Fernando Bernal (San Sebastián)

“Tarde o temprano, toda imagen alberga fantasmas, eso es lo que a mí me da miedo”. Esta reflexión que realiza el cineasta Sergio Oksman en Una película de miedo vertebra su quinto largometraje, que inaugura la sección Zabaltegi-Tabakalera, el espacio que el Festival de San Sebastián reserva a las propuesta más heterodoxas y plurales dentro del certamen. Y es que la nueva obra del director del corto Una historia para los Modlins (2012) alberga una de sus claves de análisis precisamente en su voluntaria indefinición, lo que caracteriza la filmografía del hispano-brasileño a la hora de situarse en un lugar difuso entre la realidad y la ficción –o mejor dicho, lo recreado–, solidificando distintos formatos para conformar una obra reflexiva y original, que acierta a transmitir tanto la intimidad de los sentimientos como la pasión y la necesidad de narrar.

Retomando en muchos sentidos la madeja de la filmación autobiografía que desenredaba en O futebol (2015), Oksman vuelve a situarse delante de la cámara, esta vez en compañía de su hijo de 12 años, para narrar unas vacaciones de verano que ambos pasaron juntos en Portugal. Por un lado, está la pasión del niño por las historias de fantasmas y por los clásicos del cine de terror, y por otro, la invitación de un amigo para que pasen juntos una temporada en un hotel abandonado en Lisboa, que guarda muchas similitudes con el mítico Overlook donde transcurría El resplandor (1980), de Stanley Kubrick. Lo que en un principio cobra la forma de un diario fílmico –como si se tratara un intento de reproducir una grabación familiar canónica, que funcionara como un recuerdo del período estival– se convierte en una película sobre las distintas formas en las que puede materializarse el miedo, cuando el autor descubre que “cada uno de aquellos planos es el material en bruto para una película, pero, sobre todo, el registro del último verano de la infancia de mi hijo”.

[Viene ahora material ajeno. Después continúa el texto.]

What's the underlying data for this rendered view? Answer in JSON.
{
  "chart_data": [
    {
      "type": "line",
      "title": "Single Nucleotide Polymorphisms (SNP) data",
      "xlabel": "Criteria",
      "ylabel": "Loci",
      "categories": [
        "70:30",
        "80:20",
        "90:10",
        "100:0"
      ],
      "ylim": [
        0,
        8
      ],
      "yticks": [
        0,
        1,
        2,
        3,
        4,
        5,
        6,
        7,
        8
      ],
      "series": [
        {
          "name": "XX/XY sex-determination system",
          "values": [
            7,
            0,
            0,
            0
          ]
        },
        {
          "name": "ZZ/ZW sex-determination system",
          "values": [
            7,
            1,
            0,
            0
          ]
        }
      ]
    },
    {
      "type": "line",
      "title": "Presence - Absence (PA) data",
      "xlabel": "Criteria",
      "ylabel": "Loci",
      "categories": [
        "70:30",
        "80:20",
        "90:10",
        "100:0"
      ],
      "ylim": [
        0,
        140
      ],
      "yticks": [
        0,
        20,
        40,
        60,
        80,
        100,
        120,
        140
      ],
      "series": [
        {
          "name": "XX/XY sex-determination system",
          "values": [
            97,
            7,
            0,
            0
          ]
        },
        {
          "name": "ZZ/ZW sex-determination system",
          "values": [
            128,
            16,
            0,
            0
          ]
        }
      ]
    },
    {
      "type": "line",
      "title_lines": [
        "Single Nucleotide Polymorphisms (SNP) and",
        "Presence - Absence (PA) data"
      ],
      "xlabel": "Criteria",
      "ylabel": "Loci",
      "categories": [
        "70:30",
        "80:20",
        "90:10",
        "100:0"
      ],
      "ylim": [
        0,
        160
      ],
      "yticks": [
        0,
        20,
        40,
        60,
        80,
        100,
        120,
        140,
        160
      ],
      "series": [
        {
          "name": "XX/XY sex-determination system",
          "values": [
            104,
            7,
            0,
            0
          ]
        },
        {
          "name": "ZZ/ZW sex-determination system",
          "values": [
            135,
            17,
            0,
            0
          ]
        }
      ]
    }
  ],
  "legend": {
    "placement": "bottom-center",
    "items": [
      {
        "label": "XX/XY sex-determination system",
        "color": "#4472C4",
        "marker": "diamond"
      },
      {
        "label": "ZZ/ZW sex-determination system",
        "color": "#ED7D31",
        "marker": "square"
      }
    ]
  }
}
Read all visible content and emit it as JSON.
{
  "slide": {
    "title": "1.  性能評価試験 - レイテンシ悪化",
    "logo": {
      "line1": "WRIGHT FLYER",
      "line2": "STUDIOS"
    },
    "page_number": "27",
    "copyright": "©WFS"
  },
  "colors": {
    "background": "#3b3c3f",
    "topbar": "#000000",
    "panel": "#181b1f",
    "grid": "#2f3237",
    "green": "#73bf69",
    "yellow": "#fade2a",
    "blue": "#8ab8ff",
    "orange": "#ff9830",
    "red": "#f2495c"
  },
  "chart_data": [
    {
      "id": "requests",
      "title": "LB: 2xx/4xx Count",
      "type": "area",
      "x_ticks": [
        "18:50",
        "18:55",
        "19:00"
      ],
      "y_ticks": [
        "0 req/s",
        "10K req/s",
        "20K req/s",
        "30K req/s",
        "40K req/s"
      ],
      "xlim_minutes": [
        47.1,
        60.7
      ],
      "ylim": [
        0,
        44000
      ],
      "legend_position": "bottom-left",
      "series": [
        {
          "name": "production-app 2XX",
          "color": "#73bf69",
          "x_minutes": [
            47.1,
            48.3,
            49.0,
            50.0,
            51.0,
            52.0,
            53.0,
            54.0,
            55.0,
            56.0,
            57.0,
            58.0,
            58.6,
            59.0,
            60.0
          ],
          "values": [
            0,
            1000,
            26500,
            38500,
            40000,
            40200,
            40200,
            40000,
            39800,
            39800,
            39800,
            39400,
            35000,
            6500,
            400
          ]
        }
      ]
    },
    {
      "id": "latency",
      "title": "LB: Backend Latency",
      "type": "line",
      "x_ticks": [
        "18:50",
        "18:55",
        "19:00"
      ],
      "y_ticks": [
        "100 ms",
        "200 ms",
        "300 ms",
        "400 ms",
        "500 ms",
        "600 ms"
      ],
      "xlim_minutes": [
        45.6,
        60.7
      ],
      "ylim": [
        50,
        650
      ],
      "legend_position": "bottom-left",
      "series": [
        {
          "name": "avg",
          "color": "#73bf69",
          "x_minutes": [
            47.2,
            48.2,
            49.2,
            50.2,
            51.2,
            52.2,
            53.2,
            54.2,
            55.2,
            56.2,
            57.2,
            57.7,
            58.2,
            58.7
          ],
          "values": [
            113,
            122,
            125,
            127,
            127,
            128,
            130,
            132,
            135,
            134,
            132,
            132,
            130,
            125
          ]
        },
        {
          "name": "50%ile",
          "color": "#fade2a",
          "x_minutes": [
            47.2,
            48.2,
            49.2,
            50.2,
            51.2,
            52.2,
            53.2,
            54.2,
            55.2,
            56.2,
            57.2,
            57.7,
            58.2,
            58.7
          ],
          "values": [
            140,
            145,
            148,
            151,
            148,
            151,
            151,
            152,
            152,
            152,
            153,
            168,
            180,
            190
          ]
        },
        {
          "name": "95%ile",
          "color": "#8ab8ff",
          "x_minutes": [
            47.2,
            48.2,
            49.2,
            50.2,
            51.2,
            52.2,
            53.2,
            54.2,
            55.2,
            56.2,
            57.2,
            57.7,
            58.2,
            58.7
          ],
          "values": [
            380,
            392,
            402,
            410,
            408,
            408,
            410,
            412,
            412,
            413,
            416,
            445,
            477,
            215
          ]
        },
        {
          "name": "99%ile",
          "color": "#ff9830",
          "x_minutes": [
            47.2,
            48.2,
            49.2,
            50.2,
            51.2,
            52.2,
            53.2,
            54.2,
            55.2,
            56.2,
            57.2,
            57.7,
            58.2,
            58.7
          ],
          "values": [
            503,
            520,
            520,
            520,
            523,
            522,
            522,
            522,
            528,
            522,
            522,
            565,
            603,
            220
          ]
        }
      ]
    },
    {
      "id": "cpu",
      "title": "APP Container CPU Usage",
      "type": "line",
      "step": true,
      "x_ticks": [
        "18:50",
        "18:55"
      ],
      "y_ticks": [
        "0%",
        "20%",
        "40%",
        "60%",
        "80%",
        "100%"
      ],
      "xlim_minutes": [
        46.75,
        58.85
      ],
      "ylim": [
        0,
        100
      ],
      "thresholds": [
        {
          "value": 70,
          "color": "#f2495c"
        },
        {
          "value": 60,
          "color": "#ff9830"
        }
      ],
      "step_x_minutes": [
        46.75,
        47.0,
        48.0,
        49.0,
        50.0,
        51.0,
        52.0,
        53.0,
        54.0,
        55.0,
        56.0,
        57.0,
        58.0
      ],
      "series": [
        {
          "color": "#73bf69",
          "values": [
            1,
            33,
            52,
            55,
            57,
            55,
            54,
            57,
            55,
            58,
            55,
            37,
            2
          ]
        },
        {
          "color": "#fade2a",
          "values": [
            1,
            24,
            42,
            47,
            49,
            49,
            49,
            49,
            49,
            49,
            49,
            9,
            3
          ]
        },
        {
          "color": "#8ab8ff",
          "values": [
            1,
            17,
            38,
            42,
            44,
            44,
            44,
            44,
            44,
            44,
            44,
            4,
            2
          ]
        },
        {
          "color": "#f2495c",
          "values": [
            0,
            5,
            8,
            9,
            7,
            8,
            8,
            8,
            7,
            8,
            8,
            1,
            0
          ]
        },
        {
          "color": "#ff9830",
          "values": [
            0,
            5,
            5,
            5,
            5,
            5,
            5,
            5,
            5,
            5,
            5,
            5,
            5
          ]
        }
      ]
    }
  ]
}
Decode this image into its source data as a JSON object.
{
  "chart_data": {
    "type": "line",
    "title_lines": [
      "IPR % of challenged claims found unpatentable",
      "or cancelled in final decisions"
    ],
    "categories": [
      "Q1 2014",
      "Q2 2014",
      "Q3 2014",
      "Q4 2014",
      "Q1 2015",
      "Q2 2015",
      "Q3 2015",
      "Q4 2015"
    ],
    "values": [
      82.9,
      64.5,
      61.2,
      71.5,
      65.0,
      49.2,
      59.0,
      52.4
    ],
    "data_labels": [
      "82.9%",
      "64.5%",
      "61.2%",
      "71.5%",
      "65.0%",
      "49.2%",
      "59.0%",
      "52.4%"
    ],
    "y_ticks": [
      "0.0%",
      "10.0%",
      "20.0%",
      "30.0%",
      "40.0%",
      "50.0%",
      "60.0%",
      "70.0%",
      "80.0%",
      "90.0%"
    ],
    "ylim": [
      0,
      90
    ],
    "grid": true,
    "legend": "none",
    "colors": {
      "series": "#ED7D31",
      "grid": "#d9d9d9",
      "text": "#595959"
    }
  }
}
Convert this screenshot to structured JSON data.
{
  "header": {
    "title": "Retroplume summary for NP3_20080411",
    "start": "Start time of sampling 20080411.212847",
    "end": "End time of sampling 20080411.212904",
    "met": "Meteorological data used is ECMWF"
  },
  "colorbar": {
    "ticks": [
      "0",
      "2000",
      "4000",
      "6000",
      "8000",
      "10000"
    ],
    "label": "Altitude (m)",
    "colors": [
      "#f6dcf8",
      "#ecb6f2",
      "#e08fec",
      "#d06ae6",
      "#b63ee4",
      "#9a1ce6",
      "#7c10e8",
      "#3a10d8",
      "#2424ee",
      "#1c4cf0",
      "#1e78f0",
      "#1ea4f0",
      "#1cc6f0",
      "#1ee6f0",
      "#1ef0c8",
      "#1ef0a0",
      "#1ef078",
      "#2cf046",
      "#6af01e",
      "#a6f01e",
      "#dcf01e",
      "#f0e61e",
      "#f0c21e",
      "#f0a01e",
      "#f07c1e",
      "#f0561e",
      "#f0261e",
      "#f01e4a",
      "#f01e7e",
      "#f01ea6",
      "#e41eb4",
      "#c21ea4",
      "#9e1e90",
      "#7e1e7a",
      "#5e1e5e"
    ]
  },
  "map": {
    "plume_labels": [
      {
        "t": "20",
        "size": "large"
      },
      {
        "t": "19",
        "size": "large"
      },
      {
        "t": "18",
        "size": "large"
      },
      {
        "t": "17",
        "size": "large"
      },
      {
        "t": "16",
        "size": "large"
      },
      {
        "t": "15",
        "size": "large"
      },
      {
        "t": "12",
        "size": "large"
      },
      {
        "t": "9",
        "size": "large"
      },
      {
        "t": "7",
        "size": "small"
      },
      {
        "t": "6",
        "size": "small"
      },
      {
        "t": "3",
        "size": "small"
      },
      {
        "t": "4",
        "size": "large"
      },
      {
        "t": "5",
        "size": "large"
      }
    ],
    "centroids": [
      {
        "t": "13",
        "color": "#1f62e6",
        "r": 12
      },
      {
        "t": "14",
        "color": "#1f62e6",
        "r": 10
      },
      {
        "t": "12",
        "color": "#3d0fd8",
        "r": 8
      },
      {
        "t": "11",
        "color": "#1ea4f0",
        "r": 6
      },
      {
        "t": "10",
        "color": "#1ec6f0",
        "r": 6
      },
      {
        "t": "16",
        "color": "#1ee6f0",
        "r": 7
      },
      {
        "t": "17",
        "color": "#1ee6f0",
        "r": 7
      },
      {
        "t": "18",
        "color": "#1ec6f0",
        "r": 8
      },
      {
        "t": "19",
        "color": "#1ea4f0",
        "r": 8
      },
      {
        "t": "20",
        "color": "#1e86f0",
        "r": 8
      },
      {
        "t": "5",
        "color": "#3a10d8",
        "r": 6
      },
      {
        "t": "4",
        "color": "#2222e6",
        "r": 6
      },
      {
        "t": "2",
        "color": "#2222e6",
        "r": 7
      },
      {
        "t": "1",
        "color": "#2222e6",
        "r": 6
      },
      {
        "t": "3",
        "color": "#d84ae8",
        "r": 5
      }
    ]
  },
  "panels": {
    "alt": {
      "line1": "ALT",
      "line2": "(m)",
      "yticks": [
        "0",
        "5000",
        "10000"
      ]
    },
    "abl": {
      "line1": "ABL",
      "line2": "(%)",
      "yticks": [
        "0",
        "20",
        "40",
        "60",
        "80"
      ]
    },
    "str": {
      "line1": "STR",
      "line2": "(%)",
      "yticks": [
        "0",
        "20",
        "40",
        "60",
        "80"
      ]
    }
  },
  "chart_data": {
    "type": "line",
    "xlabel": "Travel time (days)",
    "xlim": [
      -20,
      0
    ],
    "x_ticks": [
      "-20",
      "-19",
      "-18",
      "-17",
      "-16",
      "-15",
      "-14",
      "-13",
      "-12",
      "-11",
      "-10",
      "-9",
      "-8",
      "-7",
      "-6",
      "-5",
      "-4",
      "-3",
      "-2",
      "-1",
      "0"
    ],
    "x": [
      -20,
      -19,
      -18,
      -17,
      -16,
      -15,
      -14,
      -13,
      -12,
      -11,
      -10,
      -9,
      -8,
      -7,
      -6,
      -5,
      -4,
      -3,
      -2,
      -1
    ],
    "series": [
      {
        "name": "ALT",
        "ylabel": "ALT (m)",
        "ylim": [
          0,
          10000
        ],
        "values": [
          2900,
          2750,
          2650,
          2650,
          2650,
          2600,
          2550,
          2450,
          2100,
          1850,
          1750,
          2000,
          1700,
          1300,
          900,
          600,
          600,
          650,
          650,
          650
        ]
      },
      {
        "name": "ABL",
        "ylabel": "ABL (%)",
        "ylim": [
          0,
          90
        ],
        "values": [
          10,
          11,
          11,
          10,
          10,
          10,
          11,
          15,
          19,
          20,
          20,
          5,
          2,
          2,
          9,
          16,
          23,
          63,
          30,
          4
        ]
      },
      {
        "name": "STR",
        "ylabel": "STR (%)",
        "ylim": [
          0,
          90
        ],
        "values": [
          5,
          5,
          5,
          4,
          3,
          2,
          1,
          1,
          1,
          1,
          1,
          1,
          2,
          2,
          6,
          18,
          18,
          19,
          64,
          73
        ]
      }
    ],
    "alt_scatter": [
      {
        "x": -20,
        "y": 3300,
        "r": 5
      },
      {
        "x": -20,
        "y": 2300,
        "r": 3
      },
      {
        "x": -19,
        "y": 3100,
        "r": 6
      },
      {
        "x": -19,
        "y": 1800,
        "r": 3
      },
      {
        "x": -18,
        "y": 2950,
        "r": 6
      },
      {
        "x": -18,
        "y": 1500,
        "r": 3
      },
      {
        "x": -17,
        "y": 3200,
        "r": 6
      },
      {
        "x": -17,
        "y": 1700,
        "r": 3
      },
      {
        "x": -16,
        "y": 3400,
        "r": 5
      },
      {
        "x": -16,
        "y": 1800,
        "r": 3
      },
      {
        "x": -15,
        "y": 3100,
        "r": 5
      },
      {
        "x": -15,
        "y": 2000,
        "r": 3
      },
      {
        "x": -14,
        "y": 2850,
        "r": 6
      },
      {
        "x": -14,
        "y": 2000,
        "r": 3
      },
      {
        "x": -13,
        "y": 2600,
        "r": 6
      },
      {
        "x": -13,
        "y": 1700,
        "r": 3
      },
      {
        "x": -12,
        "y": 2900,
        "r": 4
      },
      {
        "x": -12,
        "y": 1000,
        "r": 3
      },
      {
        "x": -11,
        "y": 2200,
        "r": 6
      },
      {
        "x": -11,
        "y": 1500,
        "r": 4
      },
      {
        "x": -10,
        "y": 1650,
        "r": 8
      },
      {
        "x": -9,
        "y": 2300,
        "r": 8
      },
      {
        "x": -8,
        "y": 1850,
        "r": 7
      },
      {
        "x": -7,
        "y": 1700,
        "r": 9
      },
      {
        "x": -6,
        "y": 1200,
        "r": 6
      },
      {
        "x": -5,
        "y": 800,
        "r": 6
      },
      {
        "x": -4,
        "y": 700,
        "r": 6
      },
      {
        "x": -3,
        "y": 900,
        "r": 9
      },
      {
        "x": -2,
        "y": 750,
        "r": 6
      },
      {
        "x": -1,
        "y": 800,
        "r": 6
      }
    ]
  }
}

En un primer inserto en la diégesis del relato, Oksman rescata material inédito del proyecto de O futebol, y recupera la llamada que hizo a su padre un año antes de filmar esa película, después de casi veinte años sin verse. Ahora él se acaba de separar y le interesa indagar en la maldición del abandono que persigue a su familia, primero a través de su abuelo y luego de su progenitor. Es una forma de retomar aquella historia que filmó durante el Mundial de Brasil de 2014 en compañía de su padre, y con el fútbol como coartada sentimental, en la que el azar y la vida irrumpían incontrolables y modificaban el camino previsto para la narración. Pero, al mismo tiempo, la película continúa incesantemente planteando puntos de fuga y partículas narrativas que se asocian hasta conformar el molde definitivo del relato, y convertirse, complementariamente, en un remate imparable de O futebol.

En esta ocasión, y como un fulgor, entran a formar parte del relato un proyecto documental frustrado del propio Oksman a propósito de un asesino en serie de mediados del siglo XIX, Diogo Alves, sobre el que se realizó la primera película de ficción del cine portugués; también viejas imágenes de archivo rodadas por sus abuelos en su vuelta desde Brasilia a Lisboa, o un momento de metaficción, en el que el director desmonta frente al espectador el dispositivo orquestado para rodar su propia película. Todo para responder a sus propios interrogantes, saber si él finalmente se acabara pareciendo a su padre y a su abuelo, o descubrir si puede capturar con su cámara una señal de miedo en el rostro de su propio hijo, mientras contempla inmutable, y sin atisbo de pavor, por primera vez El resplandor. Un gesto emotivo (y de profundo calado fílmico) que cobra sentido en una película que respira humanidad y cinefilia a un mismo tiempo.